EM examination of chlamydial inclusions grown under conditions of a high Met concentration. Host cells pretreated with 10 mM Met were infected for 48 h with C. trachomatis L2 at an MOI ∼10 in the presence of Met. (A) Ultrathin sections revealed that Met led to a complete growth arrest of inclusions. Moreover, multiple inclusions per infected host cell were detected (arrows). Most of the inclusions contained single typical RBs. (B and C) In addition, EM provided evidence of abnormalities in some of the formed RBs. Some RBs were partially degraded (arrow in panel B), whereas others were atypical and distorted (arrowhead in C). Bars, 5 μm (A) and 1 μm (B and C).

FIG. 5.

Morphology of C. trachomatis L2 inclusions developed in host cells exposed to 5 mM Lys 30 min before infection and until 48 h after infection. The major characteristic observed was the frequent presence of multiple RB-like forms that were enveloped, together with a single outer membrane. Notice the obvious loosening of the outer membrane (arrowhead). EB-like forms were also present (arrow).

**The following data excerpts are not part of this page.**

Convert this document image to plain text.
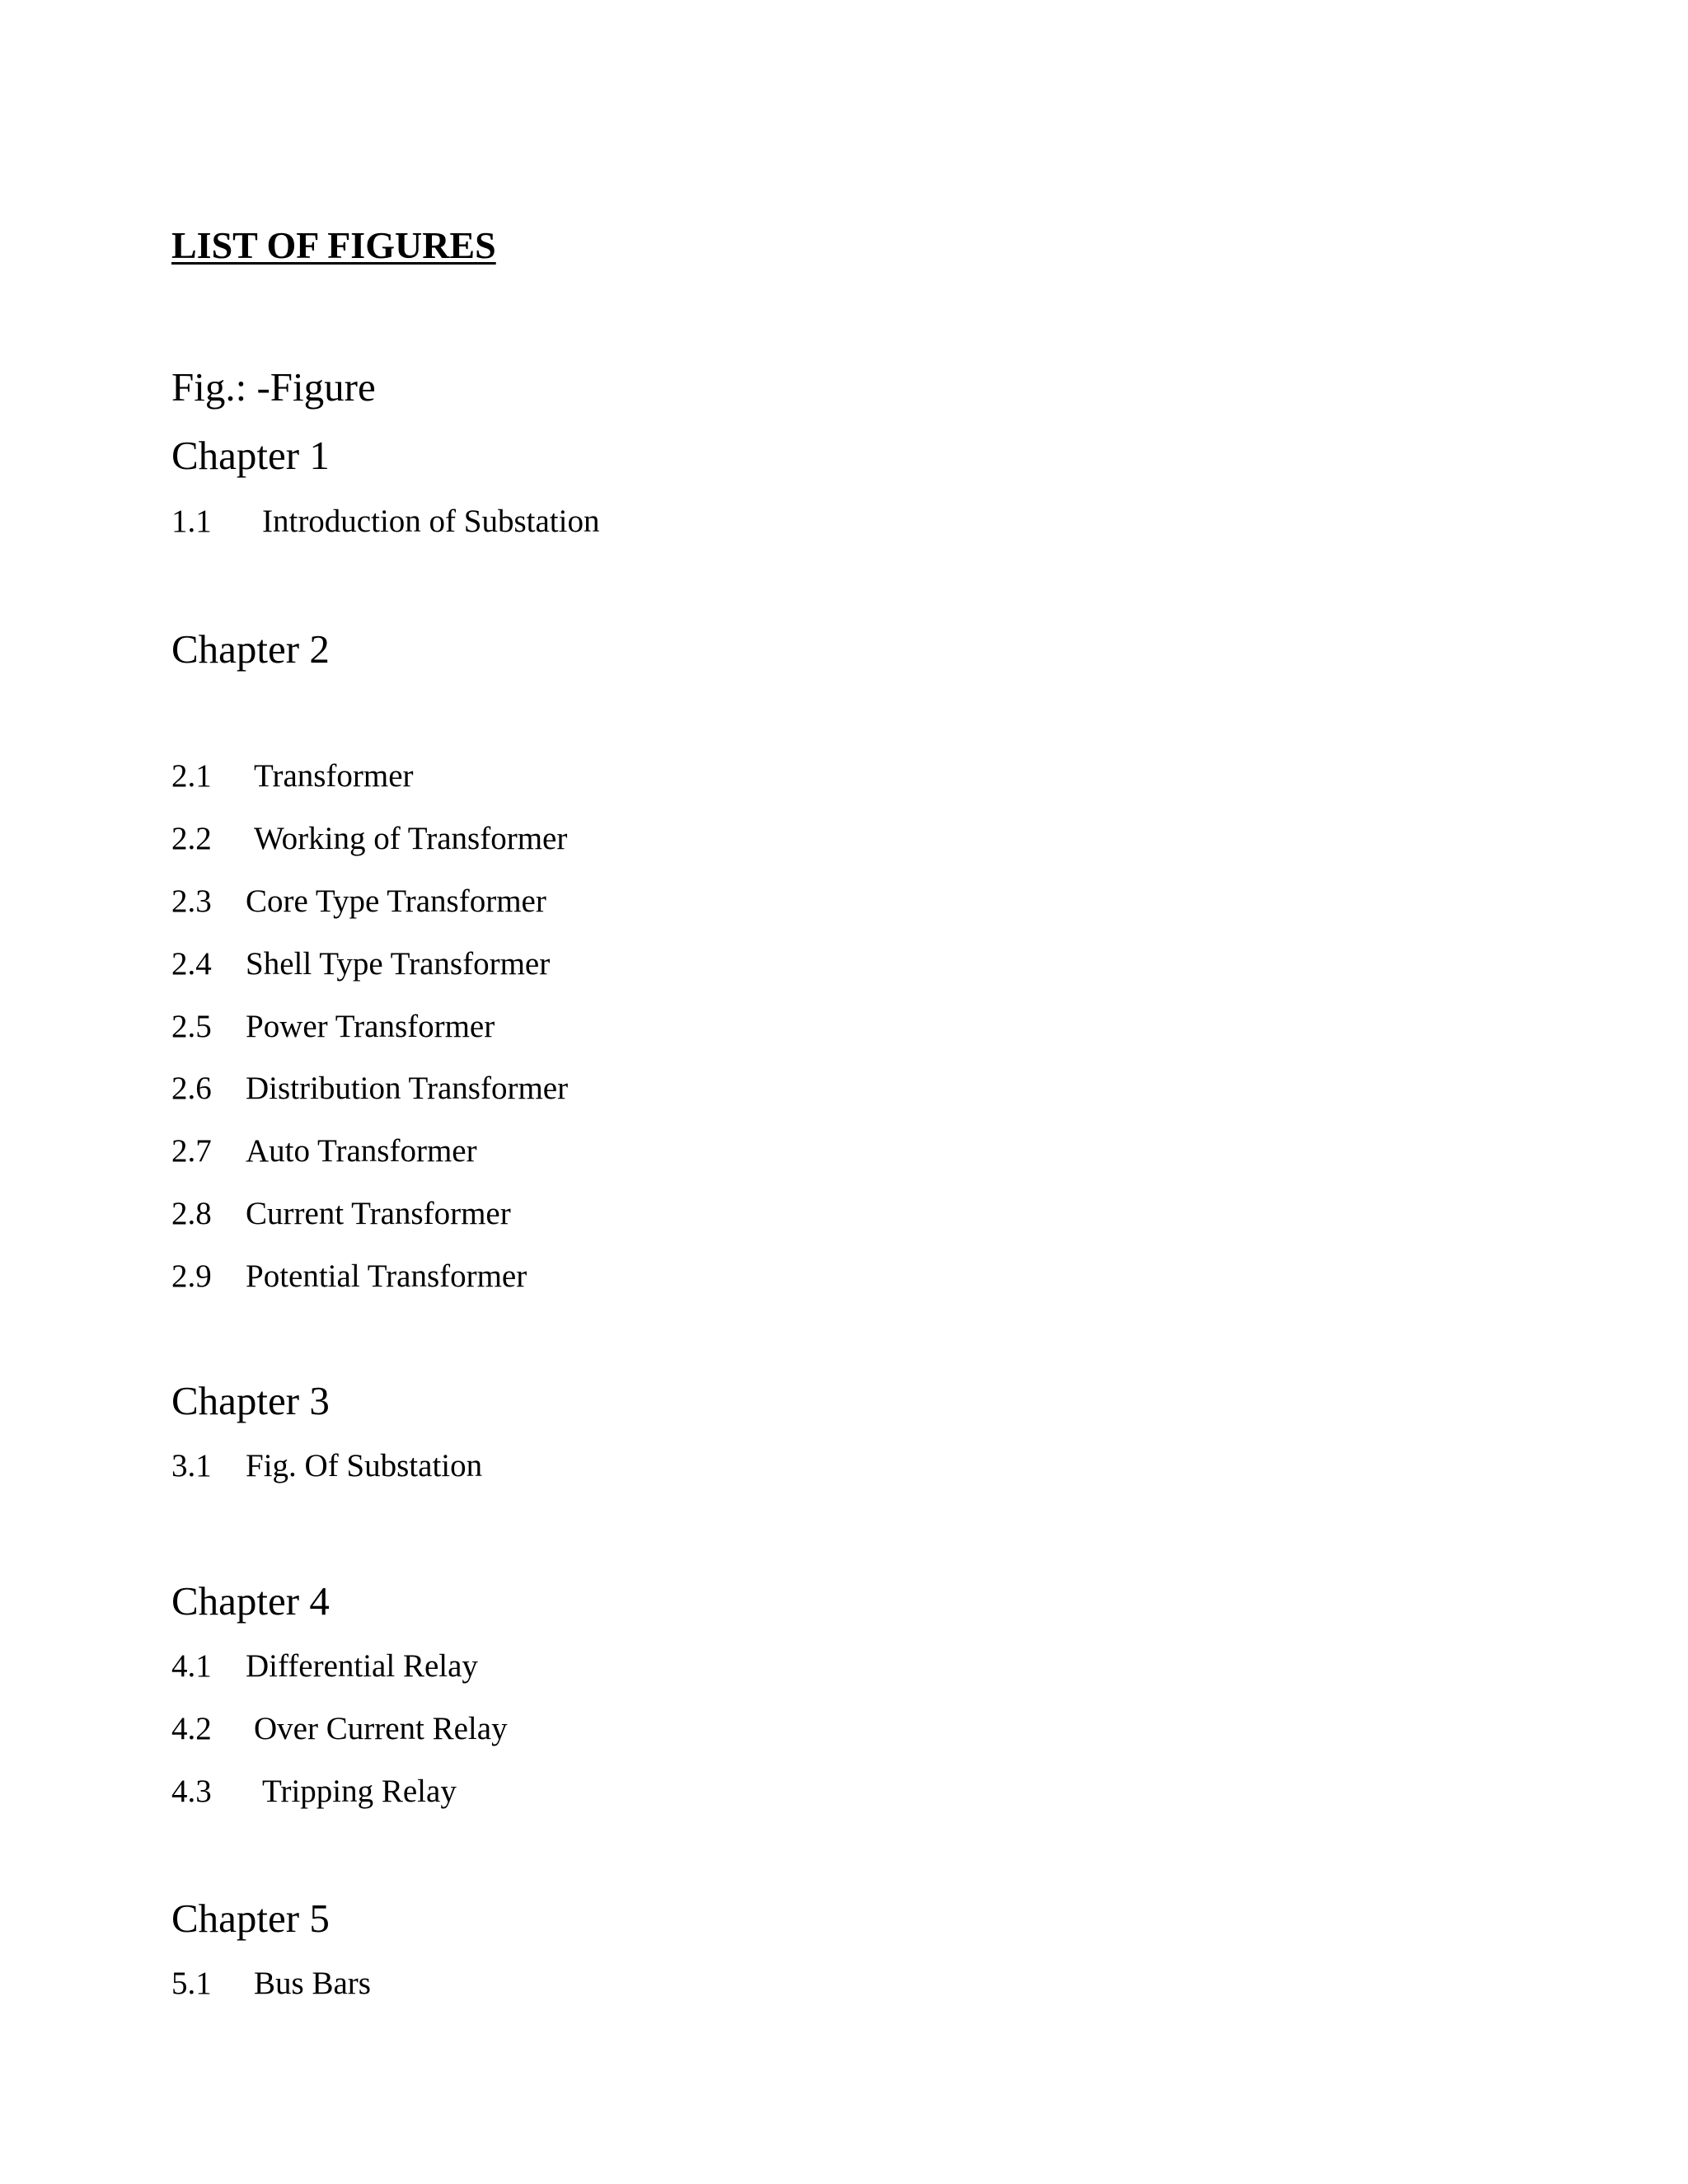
LIST OF FIGURES

Fig.: -Figure

Chapter 1
1.1 Introduction of Substation
Chapter 2
2.1 Transformer
2.2 Working of Transformer
2.3 Core Type Transformer
2.4 Shell Type Transformer
2.5 Power Transformer
2.6 Distribution Transformer
2.7 Auto Transformer
2.8 Current Transformer
2.9 Potential Transformer
Chapter 3
3.1 Fig. Of Substation
Chapter 4
4.1 Differential Relay
4.2 Over Current Relay
4.3 Tripping Relay
Chapter 5
5.1 Bus Bars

Bar, 2 μm.

FIG. 6.

Growth-inhibitory effects of excess Phe, Met, Ile, or Leu on C. trachomatis L2 can be simply reversed by additive removal. Left panels represent infected cell cultures that were continuously exposed to one of the additives for 72 h. Right panels represent infected cells that were incubated for 48 h with medium supplied with exogenous amino acids and for additional 24 h without additives in an attempt to restore the growth of inclusions. Replacement of medium generated an apparent recovery of inclusions (green). Bar, 10 μm.

FIG. 7.

Distribution of the autophagosome-associated markers in cell monolayers infected with C. trachomatis. (A and B) Fluorescence localization of the autofluorescent marker MDC in HEp-2 cells as visualized by conventional epifluorescence microscopy. MDC (small arrows) did not accumulate in chlamydial inclusions (large arrows). The corresponding phase-contrast image of panel A is shown in panel B. (C and D) MAP-LC3 distribution in cell cultures infected for 43 h. Confocal images revealed concentration of MAP-LC3-positive structures (red) adjacent to the inclusion (arrow). Panel D is a phase-contrast image of panel C. (E to H) Confocal images showing the distribution of calreticulin in cells infected for 43 h in the absence of additives (E) or in the presence of 1 mM Leu (F), Ile (G), or 3-MA (H). Chemicals were added at 19 h p.i. for additional 24 h. Cells were then fixed and stained with suitable antibodies.